AUTONOMIA DE LUCIANO GOMES: “Eu sempre defendi que o partido só é forte quando dá autonomia aos seus membros, aos seus dirigentes. Como o PR não aceita imposição da nacional junto ao Estado, automaticamente nos municípios não poderá ter essa imposição. Quando o vereador Luciano da Limeira assumiu a presidência do partido aqui no município, ele foi o melhor presidente que tivemos aqui, com todo respeito ao meu amigo ex-deputado Coriolano Sales, que presidiu o partido aqui, mas foi Luciano quem organizou, um rapaz de futuro. Luciano é uma espécie de mini prefeito aqui em Conquista, haja visto como ele trabalha nos povoados”0.

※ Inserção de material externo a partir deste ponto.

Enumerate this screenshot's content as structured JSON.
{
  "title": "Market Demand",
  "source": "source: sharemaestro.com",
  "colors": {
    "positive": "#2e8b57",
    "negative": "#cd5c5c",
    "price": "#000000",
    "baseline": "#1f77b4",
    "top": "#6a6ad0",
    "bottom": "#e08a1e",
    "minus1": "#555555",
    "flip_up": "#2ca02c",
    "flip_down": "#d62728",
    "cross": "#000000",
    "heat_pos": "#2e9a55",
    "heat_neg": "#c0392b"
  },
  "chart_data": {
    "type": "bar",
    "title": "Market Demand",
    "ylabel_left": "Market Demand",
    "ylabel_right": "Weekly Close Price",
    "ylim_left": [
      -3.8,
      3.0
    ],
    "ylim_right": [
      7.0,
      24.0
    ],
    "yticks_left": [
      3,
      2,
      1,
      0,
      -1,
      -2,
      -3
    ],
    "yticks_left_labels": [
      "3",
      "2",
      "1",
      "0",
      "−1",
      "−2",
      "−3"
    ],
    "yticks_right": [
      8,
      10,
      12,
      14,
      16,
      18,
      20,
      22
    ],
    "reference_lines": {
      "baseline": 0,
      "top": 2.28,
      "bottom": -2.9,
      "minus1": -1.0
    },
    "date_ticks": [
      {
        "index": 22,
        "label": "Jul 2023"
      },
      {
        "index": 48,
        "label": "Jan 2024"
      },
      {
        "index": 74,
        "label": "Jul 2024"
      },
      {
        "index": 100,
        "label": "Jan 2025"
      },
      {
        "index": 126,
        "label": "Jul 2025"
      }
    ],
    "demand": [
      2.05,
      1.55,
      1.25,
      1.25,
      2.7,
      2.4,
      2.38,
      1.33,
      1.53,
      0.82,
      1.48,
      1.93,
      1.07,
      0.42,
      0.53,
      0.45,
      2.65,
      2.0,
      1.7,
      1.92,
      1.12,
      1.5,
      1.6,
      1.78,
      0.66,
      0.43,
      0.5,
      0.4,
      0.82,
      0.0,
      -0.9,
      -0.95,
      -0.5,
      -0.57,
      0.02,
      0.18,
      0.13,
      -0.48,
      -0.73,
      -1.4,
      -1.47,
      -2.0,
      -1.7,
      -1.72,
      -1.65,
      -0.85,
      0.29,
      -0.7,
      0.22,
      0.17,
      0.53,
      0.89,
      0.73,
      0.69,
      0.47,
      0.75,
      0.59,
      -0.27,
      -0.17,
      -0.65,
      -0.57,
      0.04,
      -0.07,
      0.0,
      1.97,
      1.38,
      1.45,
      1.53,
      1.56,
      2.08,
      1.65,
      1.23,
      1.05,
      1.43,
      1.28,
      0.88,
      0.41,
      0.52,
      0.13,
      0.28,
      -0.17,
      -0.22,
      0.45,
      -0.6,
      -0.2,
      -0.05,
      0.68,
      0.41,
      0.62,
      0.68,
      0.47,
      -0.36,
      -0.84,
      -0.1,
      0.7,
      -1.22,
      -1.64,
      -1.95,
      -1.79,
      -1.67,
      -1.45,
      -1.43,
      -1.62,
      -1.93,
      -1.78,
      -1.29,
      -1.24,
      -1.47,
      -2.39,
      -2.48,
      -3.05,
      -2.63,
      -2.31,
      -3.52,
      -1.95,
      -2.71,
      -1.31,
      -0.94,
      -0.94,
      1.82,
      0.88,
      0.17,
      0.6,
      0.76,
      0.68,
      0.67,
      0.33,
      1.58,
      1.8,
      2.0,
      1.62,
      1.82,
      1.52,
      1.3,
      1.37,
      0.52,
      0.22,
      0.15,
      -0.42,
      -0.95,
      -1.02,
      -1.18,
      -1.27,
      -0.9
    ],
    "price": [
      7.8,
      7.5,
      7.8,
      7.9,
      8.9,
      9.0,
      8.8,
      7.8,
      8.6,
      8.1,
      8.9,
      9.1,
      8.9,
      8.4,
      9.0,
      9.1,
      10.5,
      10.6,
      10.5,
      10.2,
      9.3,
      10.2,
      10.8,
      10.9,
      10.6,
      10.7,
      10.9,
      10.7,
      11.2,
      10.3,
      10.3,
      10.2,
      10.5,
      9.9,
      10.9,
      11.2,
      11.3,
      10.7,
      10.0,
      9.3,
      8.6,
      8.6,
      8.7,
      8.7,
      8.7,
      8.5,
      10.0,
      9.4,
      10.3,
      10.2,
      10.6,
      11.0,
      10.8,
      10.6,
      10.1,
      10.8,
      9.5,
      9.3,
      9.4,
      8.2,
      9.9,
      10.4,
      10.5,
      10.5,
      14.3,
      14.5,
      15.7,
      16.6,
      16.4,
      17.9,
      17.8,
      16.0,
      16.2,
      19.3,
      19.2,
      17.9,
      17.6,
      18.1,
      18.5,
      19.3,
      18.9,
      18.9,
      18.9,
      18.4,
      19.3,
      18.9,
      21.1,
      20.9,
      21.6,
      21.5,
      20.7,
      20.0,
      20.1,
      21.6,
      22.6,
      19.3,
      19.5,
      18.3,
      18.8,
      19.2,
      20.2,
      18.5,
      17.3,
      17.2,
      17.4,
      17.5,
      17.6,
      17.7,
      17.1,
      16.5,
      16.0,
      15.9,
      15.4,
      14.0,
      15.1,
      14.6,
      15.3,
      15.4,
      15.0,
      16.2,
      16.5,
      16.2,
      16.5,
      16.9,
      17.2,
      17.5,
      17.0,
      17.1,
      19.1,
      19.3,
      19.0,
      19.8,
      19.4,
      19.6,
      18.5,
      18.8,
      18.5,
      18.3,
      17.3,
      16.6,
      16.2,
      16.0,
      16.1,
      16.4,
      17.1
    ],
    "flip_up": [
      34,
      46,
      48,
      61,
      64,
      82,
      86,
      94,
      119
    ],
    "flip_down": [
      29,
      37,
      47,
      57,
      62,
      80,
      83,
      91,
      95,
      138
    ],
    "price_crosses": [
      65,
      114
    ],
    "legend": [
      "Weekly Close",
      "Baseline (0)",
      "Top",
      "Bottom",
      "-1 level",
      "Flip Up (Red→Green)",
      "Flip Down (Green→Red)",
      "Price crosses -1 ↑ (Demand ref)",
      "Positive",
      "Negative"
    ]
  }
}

OS NEROS: “Eu disse ao senador César Borges que era justo que o Luciano conduzisse os destinos do PR em Vitória da Conquista e o senador nos concedeu que ele continuasse com o diretório. Acredito que isso vai apaziguar, vamos para o denominador comum; a tendência é que o partido nacionalmente resolva suas pendências junto ao governo federal e quando tudo isso for resolvido a situação ficará normal aqui no Estado da Bahia. Então, não vamos precipitar, as convenções ainda vão acontecer em junho, temos aí mais três meses. Eu espero que os “Neros”, que estão querendo tocar fogo na gasolina aqui na política de Vitória da Conquista para criar fato novo, não venham querer usar o Partido da República para isso”.
PARTIDO DE ALUGUEL: “Como representante do PR em Vitória da Conquista, não irei admitir que nenhuma autoridade política, nenhum deputado estadual venha querer influenciar na relação do partido com o município de Vitória da Conquista. O ex-senador César Borges é uma pessoa de fino trato e se, porventura, tivesse que ter qualquer modificação, a primeira pessoa a chamar seria a mim para ter essa conversa. Isso nunca aconteceu sobre os rumos de Vitória da Conquista. Não admito que venham intrusos, pessoas que não tem representatividade nenhuma, venham colocar lenha na fogueira. Esses têm que ser expulsos no voto. O partido aqui não pode ser apêndice, não pode ser de aluguel, tem que ter autonomia, tem que ser respeitado, tem que crescer como está crescendo”.